Serving Framework Comparison
vLLM
vLLM (from UC Berkeley) is the current gold standard for high-throughput LLM serving. Its key innovation is **PagedAttention** — a KV cache management system inspired by virtual memory paging that dramatically reduces memory fragmentation and enables much larger batch sizes.
TGI (Text Generation Inference)
HuggingFace's Text Generation Inference is a production-ready server with strong ecosystem integration. It supports continuous batching, Flash Attention, and tensor parallelism out of the box.
Ollama
Ollama prioritises ease of use over maximum throughput. It runs GGUF-quantised models efficiently on CPU+GPU hybrid setups.
Quantisation Strategies
Quantisation reduces model precision to shrink VRAM usage and speed up matrix multiplications.

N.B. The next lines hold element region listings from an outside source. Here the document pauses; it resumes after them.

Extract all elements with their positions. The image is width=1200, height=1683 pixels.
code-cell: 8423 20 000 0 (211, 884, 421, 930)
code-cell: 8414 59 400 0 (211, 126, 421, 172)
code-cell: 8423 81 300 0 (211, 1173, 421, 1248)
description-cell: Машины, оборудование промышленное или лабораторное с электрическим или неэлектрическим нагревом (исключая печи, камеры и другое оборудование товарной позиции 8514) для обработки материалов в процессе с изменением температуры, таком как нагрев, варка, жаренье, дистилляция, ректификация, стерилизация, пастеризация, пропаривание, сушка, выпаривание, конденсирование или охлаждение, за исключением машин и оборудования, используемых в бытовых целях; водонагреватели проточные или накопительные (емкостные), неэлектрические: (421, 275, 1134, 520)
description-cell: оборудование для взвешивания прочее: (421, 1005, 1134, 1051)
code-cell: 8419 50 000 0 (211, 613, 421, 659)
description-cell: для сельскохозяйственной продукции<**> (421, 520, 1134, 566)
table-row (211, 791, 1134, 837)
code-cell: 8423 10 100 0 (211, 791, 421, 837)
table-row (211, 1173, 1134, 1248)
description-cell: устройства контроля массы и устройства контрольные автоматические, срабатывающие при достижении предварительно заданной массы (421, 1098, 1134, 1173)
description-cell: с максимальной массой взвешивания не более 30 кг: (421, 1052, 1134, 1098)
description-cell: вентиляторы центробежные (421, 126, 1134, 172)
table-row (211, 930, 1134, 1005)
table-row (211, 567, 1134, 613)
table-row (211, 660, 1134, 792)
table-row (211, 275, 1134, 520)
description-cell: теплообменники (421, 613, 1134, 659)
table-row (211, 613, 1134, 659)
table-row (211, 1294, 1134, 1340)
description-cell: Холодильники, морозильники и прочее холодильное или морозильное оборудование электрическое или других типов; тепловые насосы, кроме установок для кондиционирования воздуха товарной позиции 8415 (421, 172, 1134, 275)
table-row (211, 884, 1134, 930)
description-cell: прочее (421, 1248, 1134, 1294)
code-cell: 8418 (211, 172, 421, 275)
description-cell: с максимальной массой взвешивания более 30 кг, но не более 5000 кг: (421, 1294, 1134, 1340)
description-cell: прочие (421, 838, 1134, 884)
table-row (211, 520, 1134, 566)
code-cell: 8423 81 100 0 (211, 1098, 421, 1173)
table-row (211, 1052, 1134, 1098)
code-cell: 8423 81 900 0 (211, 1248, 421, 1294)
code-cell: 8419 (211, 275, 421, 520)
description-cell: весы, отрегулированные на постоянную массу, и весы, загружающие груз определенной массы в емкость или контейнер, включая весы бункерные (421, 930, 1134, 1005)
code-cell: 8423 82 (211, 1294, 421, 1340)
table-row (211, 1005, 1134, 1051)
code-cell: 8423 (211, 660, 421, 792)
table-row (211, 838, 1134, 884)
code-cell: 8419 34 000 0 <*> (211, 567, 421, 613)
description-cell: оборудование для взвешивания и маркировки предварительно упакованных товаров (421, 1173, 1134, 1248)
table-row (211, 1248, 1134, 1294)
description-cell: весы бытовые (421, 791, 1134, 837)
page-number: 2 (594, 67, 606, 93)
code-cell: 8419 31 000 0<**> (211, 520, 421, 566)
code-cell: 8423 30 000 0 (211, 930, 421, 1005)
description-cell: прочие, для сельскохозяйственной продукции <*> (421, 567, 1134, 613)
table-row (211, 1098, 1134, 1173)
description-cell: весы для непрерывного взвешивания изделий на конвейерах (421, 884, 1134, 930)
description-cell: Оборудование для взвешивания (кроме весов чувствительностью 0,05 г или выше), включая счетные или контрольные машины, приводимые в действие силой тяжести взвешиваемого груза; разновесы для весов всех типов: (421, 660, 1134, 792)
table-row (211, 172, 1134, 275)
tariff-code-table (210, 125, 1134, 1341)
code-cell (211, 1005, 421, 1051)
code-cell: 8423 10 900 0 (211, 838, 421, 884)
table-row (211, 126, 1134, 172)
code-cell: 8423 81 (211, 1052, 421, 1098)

| Method | VRAM Saving | Speed Gain | Quality Loss |
|--------|-------------|------------|--------------|
| FP16 (baseline) | — | — | None |
| GPTQ 4-bit | ~50% | +20–40% | Minimal |
| AWQ 4-bit | ~50% | +20–40% | Slightly less than GPTQ |
| GGUF Q4_K_M | ~55% | CPU-friendly | Minimal |
| FP8 (H100+) | ~50% | +30–50% | Near-zero |
**Recommendation:** Use AWQ or GPTQ for production; GGUF for CPU/hybrid deployments; FP8 on H100/H200 for maximum throughput.
Batching Strategies
**Static batching** (naive): process one request at a time. Catastrophic for throughput.
**Dynamic batching**: accumulate requests and process them together. Better, but requests of different lengths waste compute.
**Continuous batching** (vLLM/TGI): new requests are slotted into the batch as soon as a sequence finishes. Near-optimal GPU utilisation. This is what makes vLLM so efficient — never wait for the slowest sequence in a batch.
KV Cache Optimization
The KV cache stores key/value tensors for attention, growing linearly with sequence length and batch size. Poor KV cache management is the top cause of out-of-memory errors and throughput degradation.
Key settings in vLLM:
Cost per 1M Tokens: A Comparison
Running Llama 3 70B AWQ on various hardware:
| GPU | $/hr | Tokens/sec | $/1M tokens |
|-----|------|-----------|-------------|
| RTX 4090 (x1) | $0.50 | ~400 | ~$0.35 |
| RTX 5090 (x1) | $0.80 | ~750 | ~$0.30 |
| H100 80GB (x1) | $2.60 | ~2200 | ~$0.33 |
| H100 80GB (x2) | $5.20 | ~4000 | ~$0.36 |
At the 70B model size, a single RTX 5090 with AWQ quantisation rivals an H100 on cost-per-token — with much lower hourly spend.
Practical Quickstart with vLLM
```bash
pip install vllm
python -m vllm.entrypoints.openai.api_server \
--model meta-llama/Meta-Llama-3-70B-Instruct \
--quantization awq \
--gpu-memory-utilization 0.90 \
--max-model-len 8192 \
--enable-prefix-caching
```
This single command gets you an OpenAI-compatible API endpoint with continuous batching, AWQ quantisation, and prefix caching enabled.